Odio a los dentistas. No se trata de una inquina personal a los profesionales que ejercen como tales, bien al contrario, casi todos los que han tenido acceso a mi boca eran personas aparentemente diestras y de un trato agradable. El odio al que me refiero es el que se atrinchera en un área concreta del subconsciente, donde reina como un monarca absoluto mi rechazo al dolor. Sencillamente no soporto el daño que me hacen. Siempre que me sientan en uno de esos sillones que parecen el puesto de mando de un astronauta, consiguen que vea las estrellas. Además, eso ocurre después de ofrecerme garantías e incluso jurarme por su honor y el título de colegiado que disponen de todos los medios científicos y técnicos para evitarme cualquier sufrimiento. Mienten, mienten como bellacos o, lo que es peor, se engañan a sí mismos confundiéndome a mí. Reconozco que no soy un paciente fácil y que la mera aparición en escena del ganchito con el que hurgan entre las piezas dentales durante las maniobras preliminares, alerta mis neuronas hasta el punto de provocar un preventivo grito de terror. Admito además que la visión de la jeringa, con su larga aguja para inyectar el fluido anestésico, tensa todos los músculos de mi anatomía desatando aparatosos estertores. Es igualmente cierto que el primer pinchazo produce en mi rostro una reacción algo exagerada, al quedar desencajada la mandíbula y salirse los ojos de sus órbitas.

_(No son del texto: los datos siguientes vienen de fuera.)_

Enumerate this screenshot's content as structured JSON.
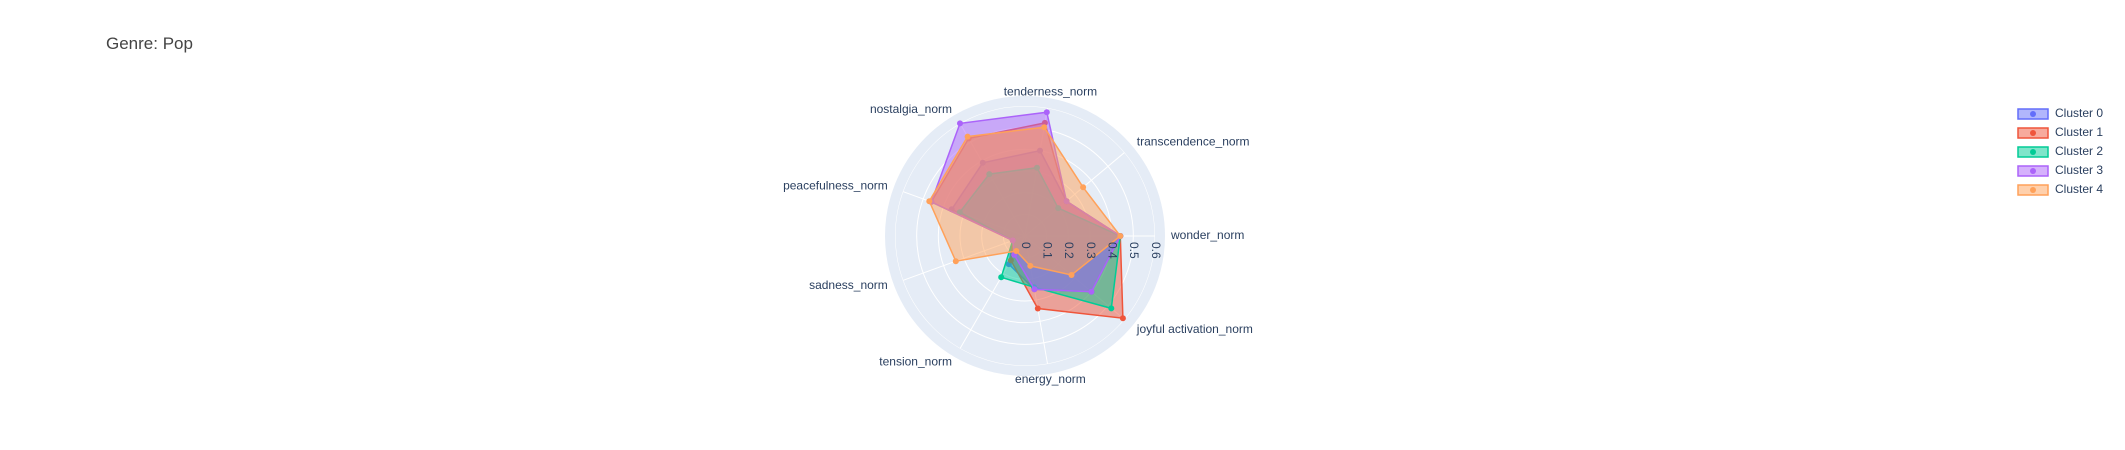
{
  "chart_data": {
    "type": "radar",
    "title": "Genre: Pop",
    "axes": [
      "wonder_norm",
      "transcendence_norm",
      "tenderness_norm",
      "nostalgia_norm",
      "peacefulness_norm",
      "sadness_norm",
      "tension_norm",
      "energy_norm",
      "joyful activation_norm"
    ],
    "radial_ticks": [
      "0",
      "0.1",
      "0.2",
      "0.3",
      "0.4",
      "0.5",
      "0.6"
    ],
    "radial_range": [
      0,
      0.6
    ],
    "grid": true,
    "legend_position": "top-right",
    "series": [
      {
        "name": "Cluster 0",
        "color": "#636efa",
        "values": [
          0.44,
          0.25,
          0.4,
          0.39,
          0.36,
          0.06,
          0.15,
          0.25,
          0.4
        ]
      },
      {
        "name": "Cluster 1",
        "color": "#ef553b",
        "values": [
          0.44,
          0.25,
          0.53,
          0.52,
          0.46,
          0.06,
          0.13,
          0.34,
          0.59
        ]
      },
      {
        "name": "Cluster 2",
        "color": "#00cc96",
        "values": [
          0.44,
          0.2,
          0.32,
          0.33,
          0.32,
          0.06,
          0.22,
          0.24,
          0.52
        ]
      },
      {
        "name": "Cluster 3",
        "color": "#ab63fa",
        "values": [
          0.44,
          0.25,
          0.58,
          0.6,
          0.46,
          0.06,
          0.1,
          0.25,
          0.4
        ]
      },
      {
        "name": "Cluster 4",
        "color": "#ffa15a",
        "values": [
          0.44,
          0.35,
          0.51,
          0.53,
          0.47,
          0.34,
          0.08,
          0.14,
          0.28
        ]
      }
    ]
  }
}
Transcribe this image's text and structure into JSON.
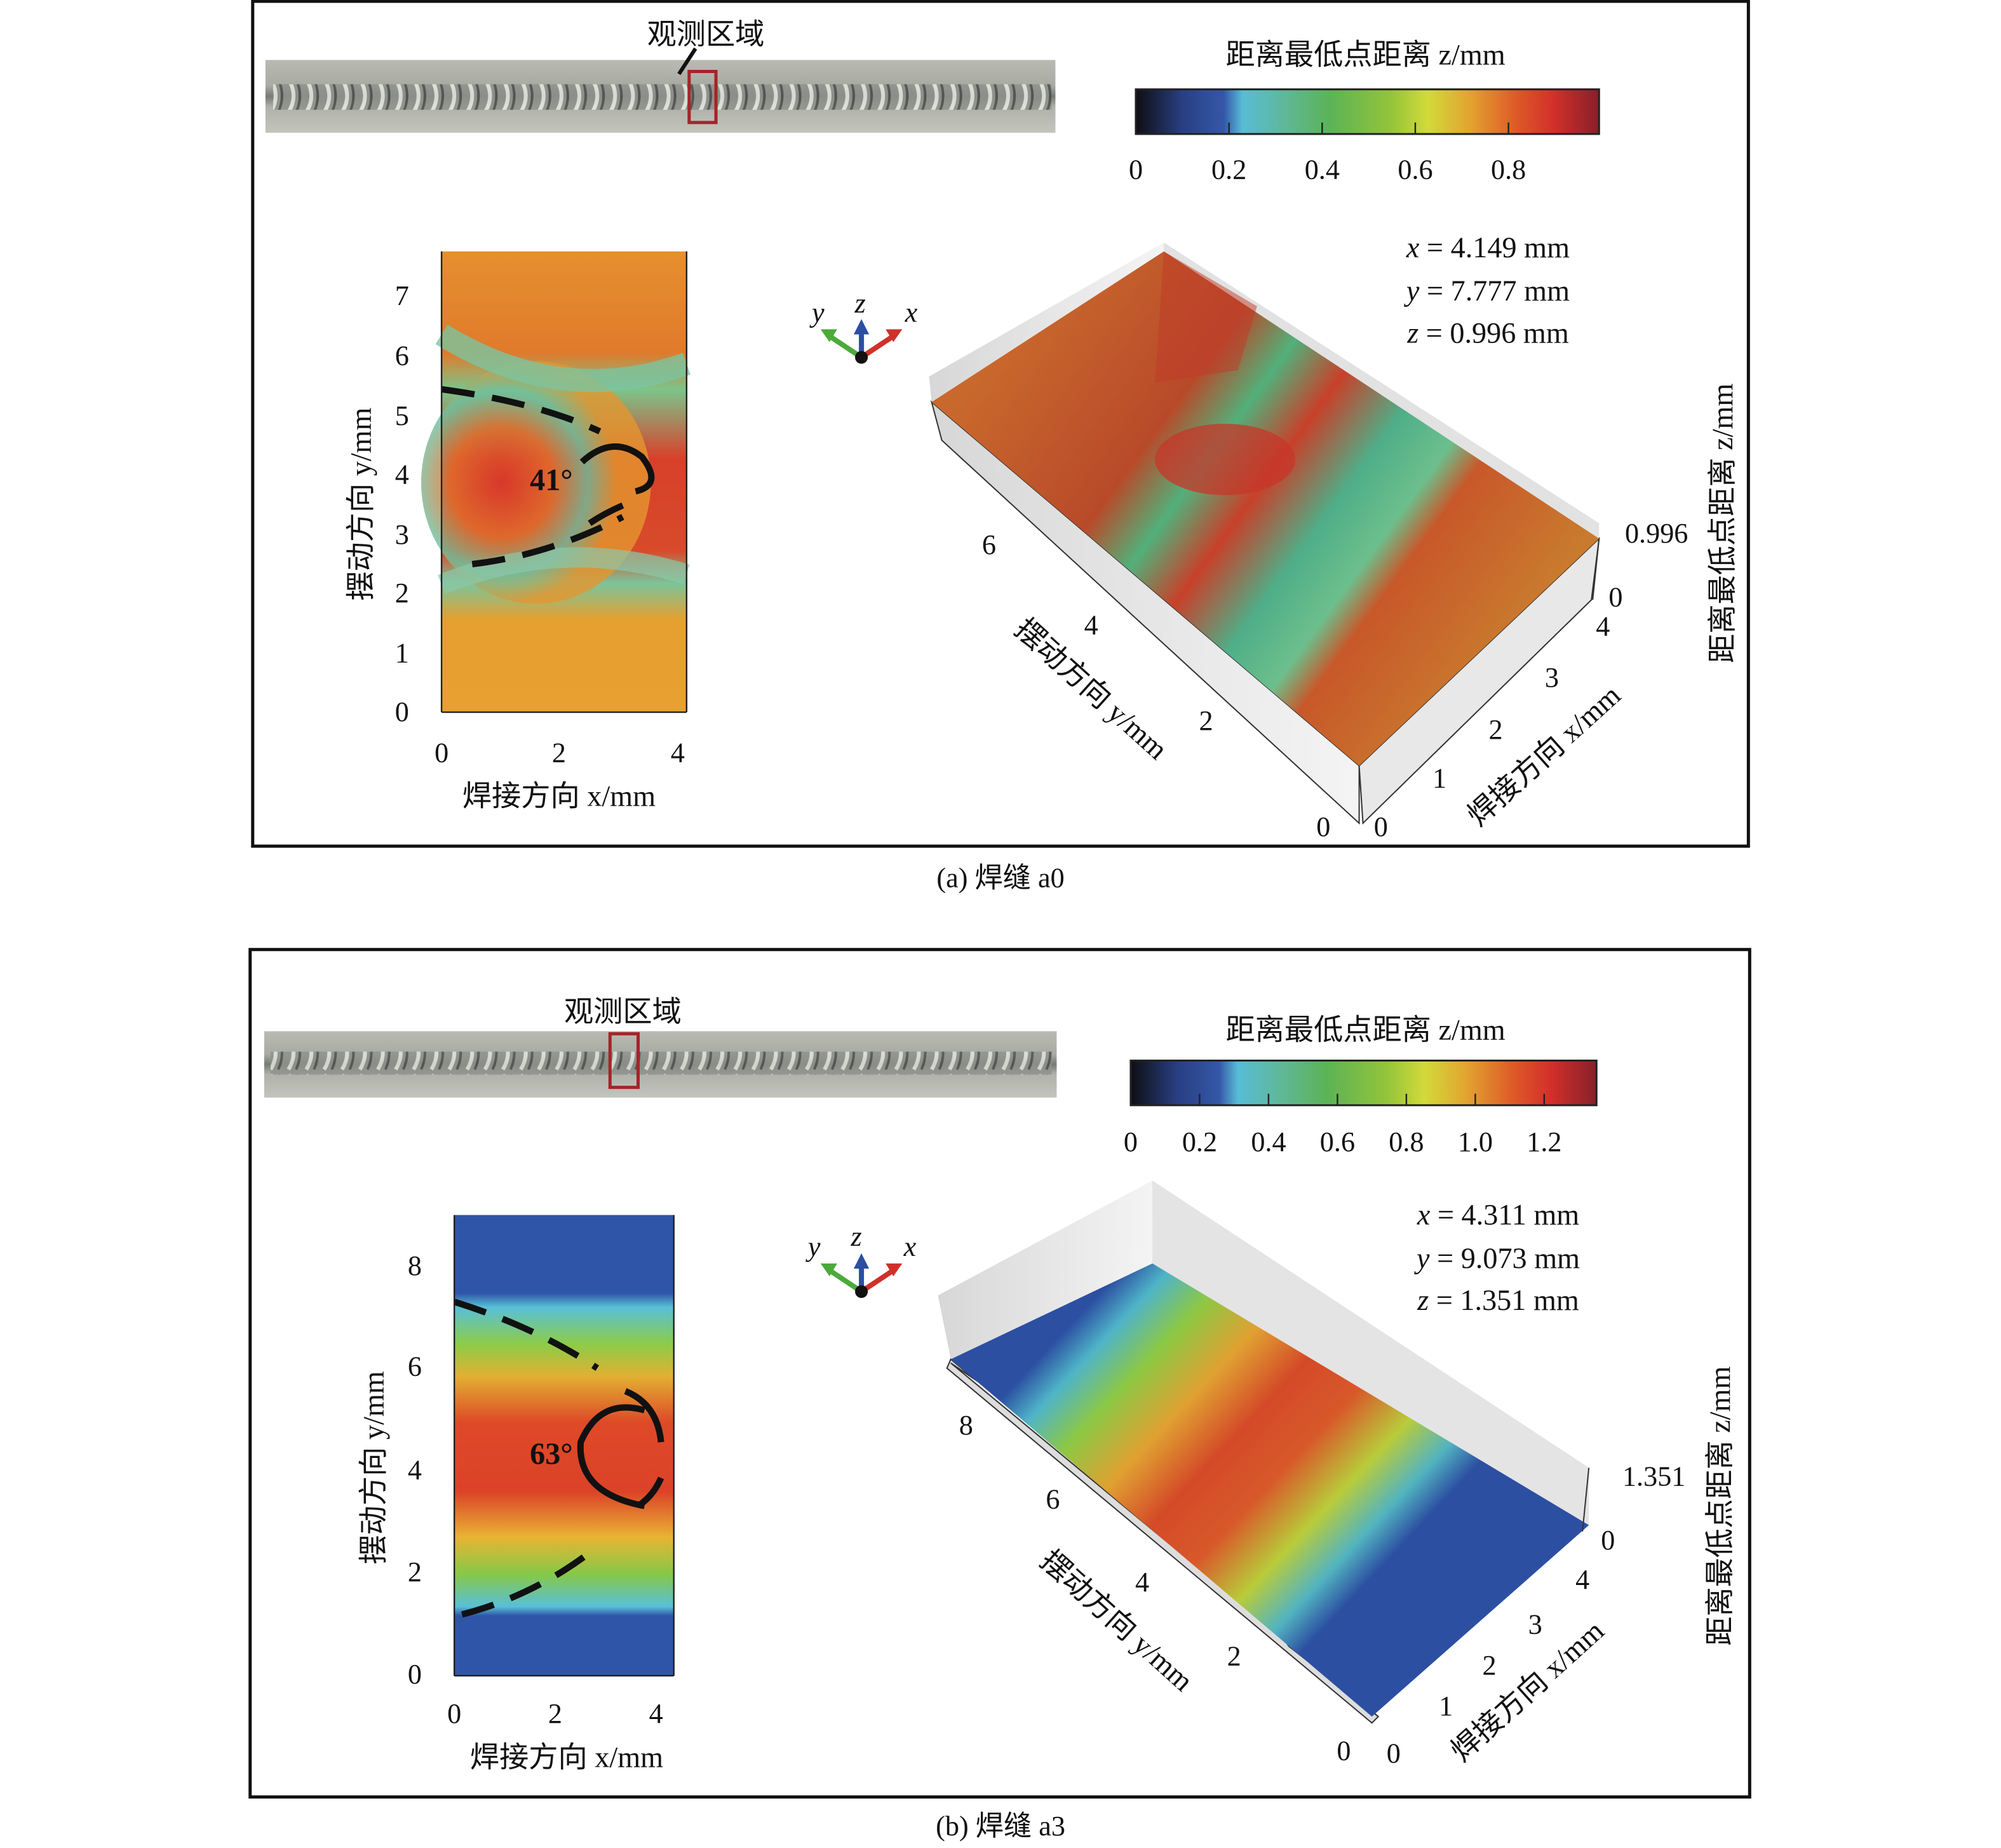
{
  "panels": [
    {
      "caption": "(a) 焊缝 a0",
      "region_label": "观测区域",
      "colorbar": {
        "title": "距离最低点距离 z/mm",
        "ticks": [
          "0",
          "0.2",
          "0.4",
          "0.6",
          "0.8"
        ],
        "range": [
          0,
          0.996
        ]
      },
      "map2d": {
        "xlabel": "焊接方向 x/mm",
        "ylabel": "摆动方向 y/mm",
        "xticks": [
          "0",
          "2",
          "4"
        ],
        "yticks": [
          "0",
          "1",
          "2",
          "3",
          "4",
          "5",
          "6",
          "7"
        ],
        "angle": "41°"
      },
      "triad": {
        "x": "x",
        "y": "y",
        "z": "z"
      },
      "readout": [
        {
          "var": "x",
          "value": "= 4.149 mm"
        },
        {
          "var": "y",
          "value": "= 7.777 mm"
        },
        {
          "var": "z",
          "value": "= 0.996 mm"
        }
      ],
      "surface3d": {
        "yticks": [
          "6",
          "4",
          "2",
          "0"
        ],
        "xticks": [
          "0",
          "1",
          "2",
          "3",
          "4"
        ],
        "zticks": [
          "0.996",
          "0"
        ],
        "xlabel": "焊接方向 x/mm",
        "ylabel": "摆动方向 y/mm",
        "zlabel": "距离最低点距离 z/mm"
      }
    },
    {
      "caption": "(b) 焊缝 a3",
      "region_label": "观测区域",
      "colorbar": {
        "title": "距离最低点距离 z/mm",
        "ticks": [
          "0",
          "0.2",
          "0.4",
          "0.6",
          "0.8",
          "1.0",
          "1.2"
        ],
        "range": [
          0,
          1.351
        ]
      },
      "map2d": {
        "xlabel": "焊接方向 x/mm",
        "ylabel": "摆动方向 y/mm",
        "xticks": [
          "0",
          "2",
          "4"
        ],
        "yticks": [
          "0",
          "2",
          "4",
          "6",
          "8"
        ],
        "angle": "63°"
      },
      "triad": {
        "x": "x",
        "y": "y",
        "z": "z"
      },
      "readout": [
        {
          "var": "x",
          "value": "= 4.311 mm"
        },
        {
          "var": "y",
          "value": "= 9.073 mm"
        },
        {
          "var": "z",
          "value": "= 1.351 mm"
        }
      ],
      "surface3d": {
        "yticks": [
          "8",
          "6",
          "4",
          "2",
          "0"
        ],
        "xticks": [
          "0",
          "1",
          "2",
          "3",
          "4"
        ],
        "zticks": [
          "1.351",
          "0"
        ],
        "xlabel": "焊接方向 x/mm",
        "ylabel": "摆动方向 y/mm",
        "zlabel": "距离最低点距离 z/mm"
      }
    }
  ],
  "colors": {
    "frame": "#111111",
    "roi_box": "#a82228"
  }
}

Sí, debo confesar que tales reacciones no guardan proporción con el daño hasta ese momento infligido, lo que supongo fruto del desmedido terror psicológico que la situación me suscita. Pero sé positivamente que el auténtico tormento está por venir. Por algún motivo que escapa a mis conocimientos científicos, la fantástica anestesia que se supone debía adormecer drásticamente las terminales nerviosas de la zona tratada, ni siquiera las amodorra. A causa de ello, los intentos iniciales de intervención del instrumental de asalto son contestados con un aullido aterrador que hace temblar la estructura del edificio. Antes incluso de que alguien pronuncie una palabra de consuelo que alivie mi padecer, la enfermera cierra bien la puerta para amortiguar futuros alaridos y evitar que otros pacientes huyan despavoridos temiendo encontrarse en las celdas de Torquemada. Pronto vendrá un segundo, un tercer y hasta un cuarto y quinto pinchazo con la pretensión de aplacar la vitalidad del nervio, que muestra su heroica resistencia propinándome nuevos latigazos. Ya exhausto, sin todavía haber logrado siquiera iniciar la faena, el dentista pronuncia unas palabras que logran encoger mi ombligo reduciéndolo a la mínima expresión. 'Te dolerá un poco, pero hay que pinchar directamente el nervio'. Definir como 'un poco doloroso' ese inmediato devenir constituye más que una mentira piadosa. La aguja atraviesa el nervio provocando una terrible punzada que recorre inmisericorde todos los huesos de la cara para invadir la cavidad craneal. Después de eso, la entrega es total. Ni sé, ni casi me importa, lo que estén haciendo conmigo. Cuando recibo la palmadita final que indica la conclusión del viaje y trato de apearme del módulo lunar, ya no siento ni la boca ni las piernas. Por alta que sea la factura que seguidamente me pasan, tampoco parpadeo. Sólo quiero huir. Todo esto que les cuento sobre mi íntimo padecer me ha venido a la memoria tras escuchar a los pacientes de esa falsa dentista que abrió consulta en Fuenlabrada. Según dicen, logró ganarse la confianza de sus clientes a base de paciencia y dulzura. Un trato suave y refinado que, hábilmente acompañado de una exhibición de aparente destreza, conseguía transmitir seguridad y sosiego a quienes sentaba en su sillón. Luego, la muy bestia, suministraba anestesia en dosis de caballo, practicaba endodoncias sin hacer radiografías y dejaba trozos de muela en el interior de las encías.

Un rosario de carnicerías por las que ha recibido treinta denuncias capaces de conducir sus huesos a la cárcel. Ella fundamentó su farsa en la supresión del terror psicológico, ése precisamente que tantos estragos provoca durante mis visitas al Calvario. En la consulta de mi dentista hay una pared de títulos y todos parecen auténticos. Su trabajo y su prestigio también lo certifican y no tengo queja alguna en lo personal. A pesar de ello, mi subconsciente no consigue superar el odio. Sólo de pensarlo me duelen las muelas.